5.1 Separation of Variables (Day 1)

Introduction to Integrating Differential Equations

• New unit on applications of integrals starts with integrating differential equations with two variables.

• Method: Separation of Variables.

Steps for Separation of Variables

Step 1: Rearranging the Equation

• Move all y's to the left side and all x's to the right side.

• Structure: y's and dy's on the left; x's and dx's on the right.

Step 2: Integrate Both Sides

• Integrate left side with respect to y and right side with respect to x.

Step 3: Solve for y

• Isolate y by performing necessary algebraic manipulations.

Example Problem 1: Integrating y and x

• Start with ( y \frac{dy}{dx} = 2x ).

• Multiplying both sides by dx: ( y \frac{dy}{dx} dx = 2x dx ).

• Resulting in ( y dy = 2x dx ).

• Integrate both sides:

  • ( \int y dy = \int 2x dx )

    • Left side: ( \frac{y^2}{2} + C_1 )

    • Right side: ( x^2 + C_2 )

• Combine constants to get ( \frac{y^2}{2} = x^2 + C ).

• Final form: ( y = \sqrt{2x^2 + C} ).

Example Problem 2: Revising the Equation

• Rearranging: ( dy = y^2 dx )

• Dividing by y^2: ( \frac{1}{y^2} dy = dx ).

• Integrating gives: ( -\frac{1}{y} = x + C ).

• Isolating y leads to: ( y = -\frac{1}{x + C} ).

Example Problem 3: Incorporating Trigonometric Functions

• Equation: ( 3y^2 \frac{dy}{dx} = x + \sin(x) ).

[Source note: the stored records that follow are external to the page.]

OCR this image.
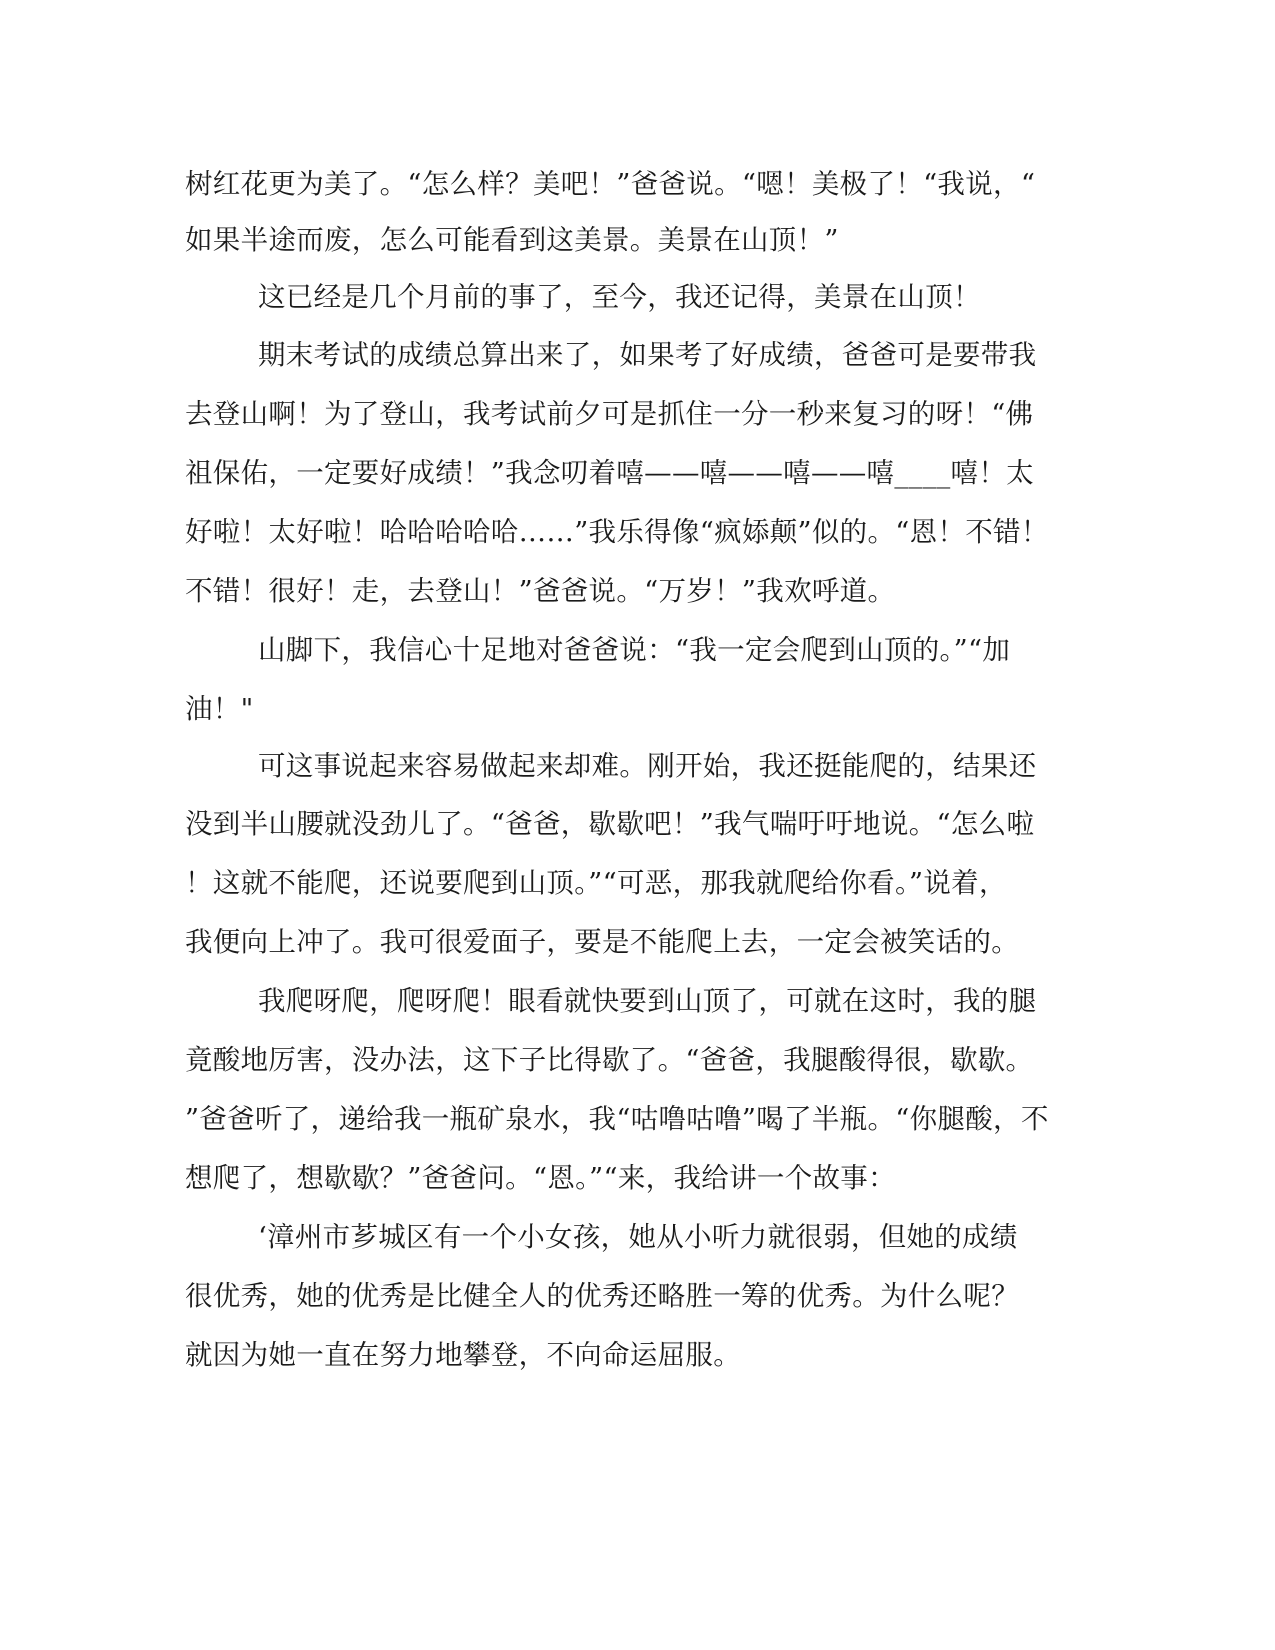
树红花更为美了。“怎么样？美吧！”爸爸说。“嗯！美极了！“我说，“
如果半途而废，怎么可能看到这美景。美景在山顶！”
这已经是几个月前的事了，至今，我还记得，美景在山顶！
期末考试的成绩总算出来了，如果考了好成绩，爸爸可是要带我
去登山啊！为了登山，我考试前夕可是抓住一分一秒来复习的呀！“佛
祖保佑，一定要好成绩！”我念叨着嘻——嘻——嘻——嘻____嘻！太
好啦！太好啦！哈哈哈哈哈……”我乐得像“疯婖颠”似的。“恩！不错！
不错！很好！走，去登山！”爸爸说。“万岁！”我欢呼道。
山脚下，我信心十足地对爸爸说：“我一定会爬到山顶的。”“加
油！"
可这事说起来容易做起来却难。刚开始，我还挺能爬的，结果还
没到半山腰就没劲儿了。“爸爸，歇歇吧！”我气喘吁吁地说。“怎么啦
！这就不能爬，还说要爬到山顶。”“可恶，那我就爬给你看。”说着，
我便向上冲了。我可很爱面子，要是不能爬上去，一定会被笑话的。
我爬呀爬，爬呀爬！眼看就快要到山顶了，可就在这时，我的腿
竟酸地厉害，没办法，这下子比得歇了。“爸爸，我腿酸得很，歇歇。
”爸爸听了，递给我一瓶矿泉水，我“咕噜咕噜”喝了半瓶。“你腿酸，不
想爬了，想歇歇？”爸爸问。“恩。”“来，我给讲一个故事：
‘漳州市芗城区有一个小女孩，她从小听力就很弱，但她的成绩
很优秀，她的优秀是比健全人的优秀还略胜一筹的优秀。为什么呢？
就因为她一直在努力地攀登，不向命运屈服。
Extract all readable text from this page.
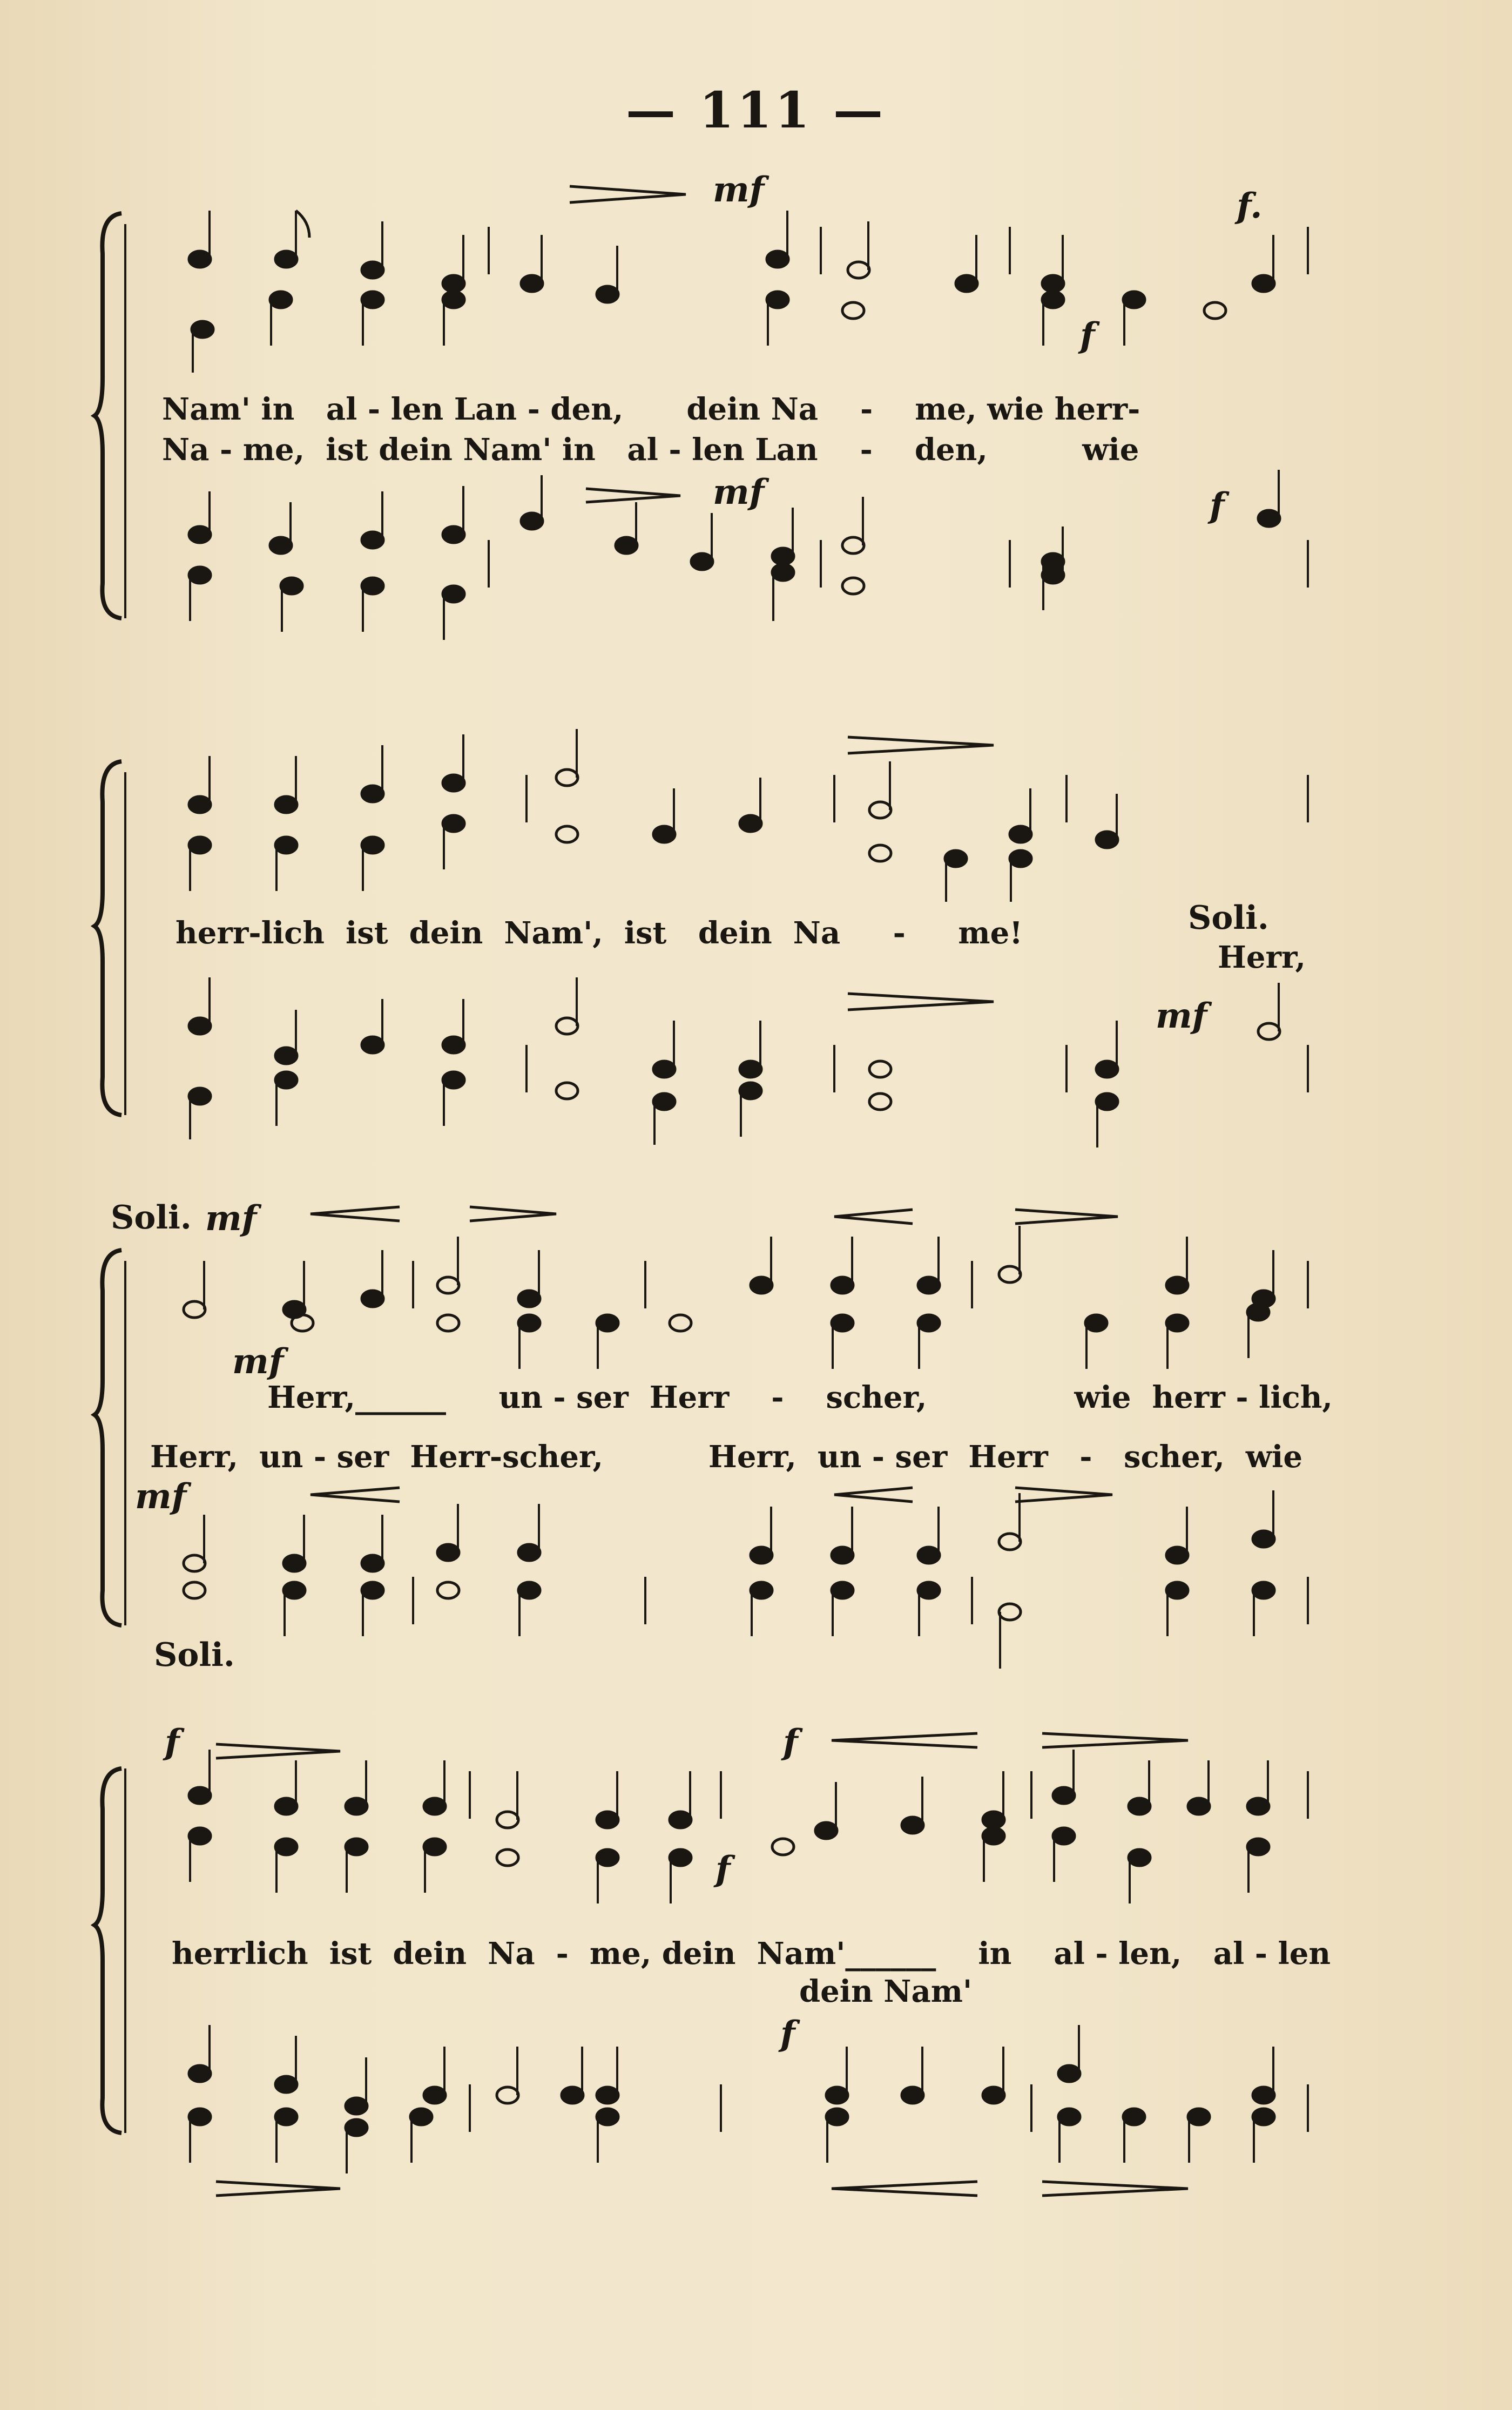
— 111 —
Nam' in   al - len Lan - den,      dein Na    -    me, wie herr-
Na - me,  ist dein Nam' in   al - len Lan    -    den,         wie
mf	f.
f
mf	f
herr-lich  ist  dein  Nam',  ist   dein  Na     -     me!	Soli.
Herr,
mf
Soli. mf
mf
Herr,______     un - ser  Herr    -    scher,              wie  herr - lich,
Herr,  un - ser  Herr-scher,          Herr,  un - ser  Herr   -   scher,  wie
mf
Soli.
f	f
f
herrlich  ist  dein  Na  -  me, dein  Nam'______    in    al - len,   al - len
dein Nam'
f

• Rearranging: ( 3y^2 dy = (x + \sin(x)) dx ).

• When integrated:

  • Left: ( y^3 + C_1 )

  • Right: ( \frac{1}{2}x^2 - \cos(x) + C_2 )

• Isolating y results in: ( y = \sqrt[3]{\frac{1}{2}x^2 - \cos(x) + C} ).

Unique Case: Using ln Function

• Given: ( dy = xy dx ) leads to ( \frac{1}{y} dy = x dx ).

• Integration yields: ( \ln(y) = \frac{1}{2}x^2 + C ).

• To isolate y, exponentiate both sides:

  • ( y = e^{\frac{1}{2}x^2 + C} ).

  • Result: ( y = C e^{\frac{1}{2}x^2} ) where C is a constant.